If I understand you correctly, you want to draw a distance-constrained random sample from your data for each observation in the data. This is akin to a K nearest neighbor analysis.
Here is an example workflow that will create a kNN random sample, using a minimum distance constraint, and add the corresponding rowname back to your data.
Add libraries and example data
library(sp)
data(meuse)
coordinates(meuse) <- ~x+y
Calculate a distance matrix using spDists
dmat <- spDists(meuse)
Define minimum sample distance and set to NA in distance matrix. Here is where you would create any type of constraint say, a distance range.
min.dist <- 500
dmat[dmat <= min.dist] <- NA
Here we iterate through each row in the distance matrix and select a random sample != NA. The "samples" object is a data.frame where ID is the rownames of the source object and kNN is the rowname of the nearest neighbor. Note; there is some NA handling added just in case no neighbor is found, which could happen with distance constraints.
samples <- data.frame(ID=rownames(meuse@data), kNN=NA)
for(i in 1:nrow(dmat) ) {
x <- as.vector( dmat[,i] )
names(x) <- samples$ID
x <- x[!is.na(x)]
if(!length(x) == 0) {
samples[i,][2] <- names(x)[sample(1:length(x), 1)]
} else {
samples[i,][2] <- NA
}
}
We can then add the kNN column, containing the rownames of the nearest neighbor, to the original data.
meuse@data <- data.frame(meuse@data, kNN=samples$kNN)
head(meuse@data)
We could also subset the unique nearest neighbor observations.
meuse.sub <- meuse[which(rownames(meuse@data) %in% unique(samples$kNN)),]
There are much more elegant ways to perform this analysis but this workflow gets the general idea across.
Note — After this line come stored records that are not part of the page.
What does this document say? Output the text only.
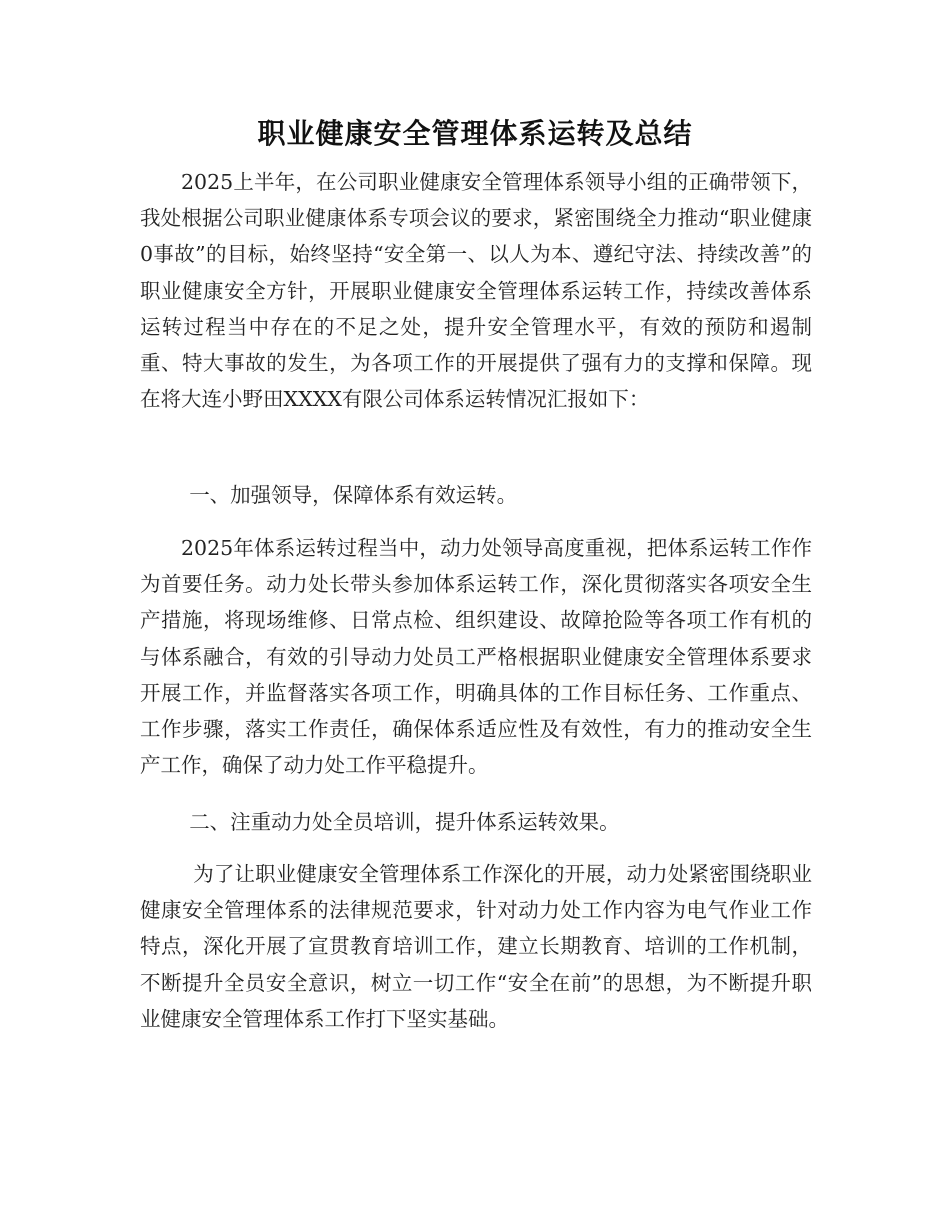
职业健康安全管理体系运转及总结

2025上半年，在公司职业健康安全管理体系领导小组的正确带领下，我处根据公司职业健康体系专项会议的要求，紧密围绕全力推动“职业健康0事故”的目标，始终坚持“安全第一、以人为本、遵纪守法、持续改善”的职业健康安全方针，开展职业健康安全管理体系运转工作，持续改善体系运转过程当中存在的不足之处，提升安全管理水平，有效的预防和遏制重、特大事故的发生，为各项工作的开展提供了强有力的支撑和保障。现在将大连小野田XXXX有限公司体系运转情况汇报如下：

一、加强领导，保障体系有效运转。

2025年体系运转过程当中，动力处领导高度重视，把体系运转工作作为首要任务。动力处长带头参加体系运转工作，深化贯彻落实各项安全生产措施，将现场维修、日常点检、组织建设、故障抢险等各项工作有机的与体系融合，有效的引导动力处员工严格根据职业健康安全管理体系要求开展工作，并监督落实各项工作，明确具体的工作目标任务、工作重点、工作步骤，落实工作责任，确保体系适应性及有效性，有力的推动安全生产工作，确保了动力处工作平稳提升。

二、注重动力处全员培训，提升体系运转效果。

为了让职业健康安全管理体系工作深化的开展，动力处紧密围绕职业健康安全管理体系的法律规范要求，针对动力处工作内容为电气作业工作特点，深化开展了宣贯教育培训工作，建立长期教育、培训的工作机制，不断提升全员安全意识，树立一切工作“安全在前”的思想，为不断提升职业健康安全管理体系工作打下坚实基础。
I would recommend taking a hard look at the spdep library and dnearneigh or knearneigh functions for a more advanced solution.
What I do:
Create attribute for raster (Build Raster Attribute Table in ArcGIS)
Select a class/row in raster attribute table
Use raster to point tool to create a BUNCH of points for each pixel of that value
Use Subset Features Tool to create specified number of random points
Note: this is the technique I used for accuracy assessments, I compare the points against the imagery to see how valid the classification was.
Best Answer
Well, if it was as simple as an out-of-the-box sample function with a distance argument, I would have provided that as a solution (although now, I may write one). Depending on your sample, you can actually add bias to the resulting subsampled data by adding an explicit distance criteria. There are also cases, with highly clustered data juxtaposed with randomly distributed observations, where you may weaken the autocorrelation but, functionally, not remove it. I know that distance-based subsampling is common practice in RSF models but, it is quite arbitrary in both application and legacy.
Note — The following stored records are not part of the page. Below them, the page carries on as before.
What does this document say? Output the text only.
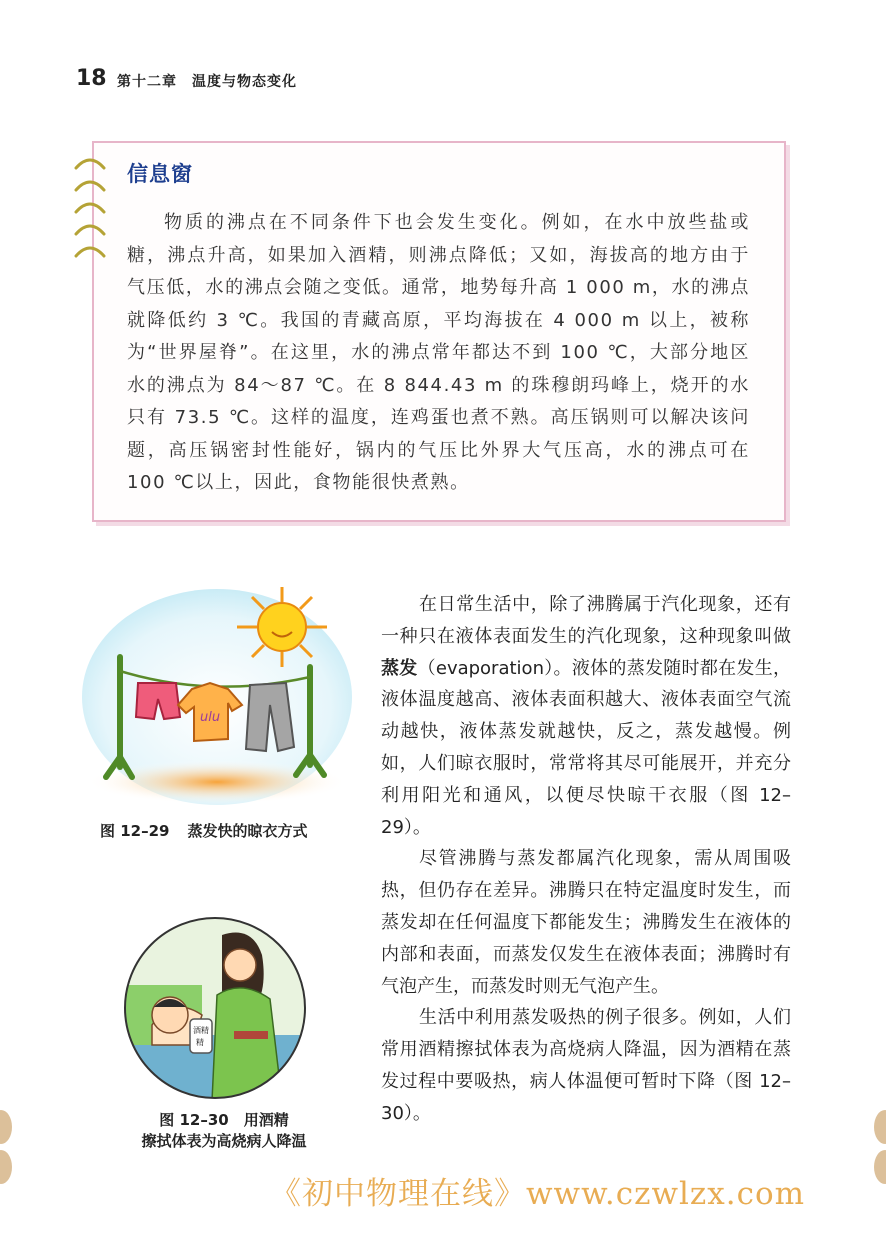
18 第十二章　温度与物态变化
信息窗

物质的沸点在不同条件下也会发生变化。例如，在水中放些盐或糖，沸点升高，如果加入酒精，则沸点降低；又如，海拔高的地方由于气压低，水的沸点会随之变低。通常，地势每升高 1 000 m，水的沸点就降低约 3 ℃。我国的青藏高原，平均海拔在 4 000 m 以上，被称为“世界屋脊”。在这里，水的沸点常年都达不到 100 ℃，大部分地区水的沸点为 84～87 ℃。在 8 844.43 m 的珠穆朗玛峰上，烧开的水只有 73.5 ℃。这样的温度，连鸡蛋也煮不熟。高压锅则可以解决该问题，高压锅密封性能好，锅内的气压比外界大气压高，水的沸点可在 100 ℃以上，因此，食物能很快煮熟。

ulu
图 12–29 蒸发快的晾衣方式
酒精
精
图 12–30　 用酒精
擦拭体表为高烧病人降温

在日常生活中，除了沸腾属于汽化现象，还有一种只在液体表面发生的汽化现象，这种现象叫做蒸发（evaporation）。液体的蒸发随时都在发生，液体温度越高、液体表面积越大、液体表面空气流动越快，液体蒸发就越快，反之，蒸发越慢。例如，人们晾衣服时，常常将其尽可能展开，并充分利用阳光和通风，以便尽快晾干衣服（图 12–29）。

尽管沸腾与蒸发都属汽化现象，需从周围吸热，但仍存在差异。沸腾只在特定温度时发生，而蒸发却在任何温度下都能发生；沸腾发生在液体的内部和表面，而蒸发仅发生在液体表面；沸腾时有气泡产生，而蒸发时则无气泡产生。

生活中利用蒸发吸热的例子很多。例如，人们常用酒精擦拭体表为高烧病人降温，因为酒精在蒸发过程中要吸热，病人体温便可暂时下降（图 12–30）。

《初中物理在线》www.czwlzx.com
One thing I would recommend trying, in reducing autocorrelation or pseudoreplication (in this case interchangeable terms), is to subsample the data based on the observed spatial process itself. The function "pp.subsample" in the spatialEco package will create a subsample based on the expected spatial intensity function of the observed data thus, reducing clustering. A quick look at the data will indicate if one would want a 1st or 2nd order bandwidth. If there is significant localized clustering then I would recommend sigma = "diggle" or " stoyan". In contrast, if there is weak clustering over large distance lags, then a 1st order bandwidth, like "scott", is in order.
The size (n) of the subsample is slightly more complicated and you may need to perform a power test to find the trade-off between a degree of weak autocorrelation, that will likely not effect iid or residual error in an OLS or GLM, and statistical power given sample size.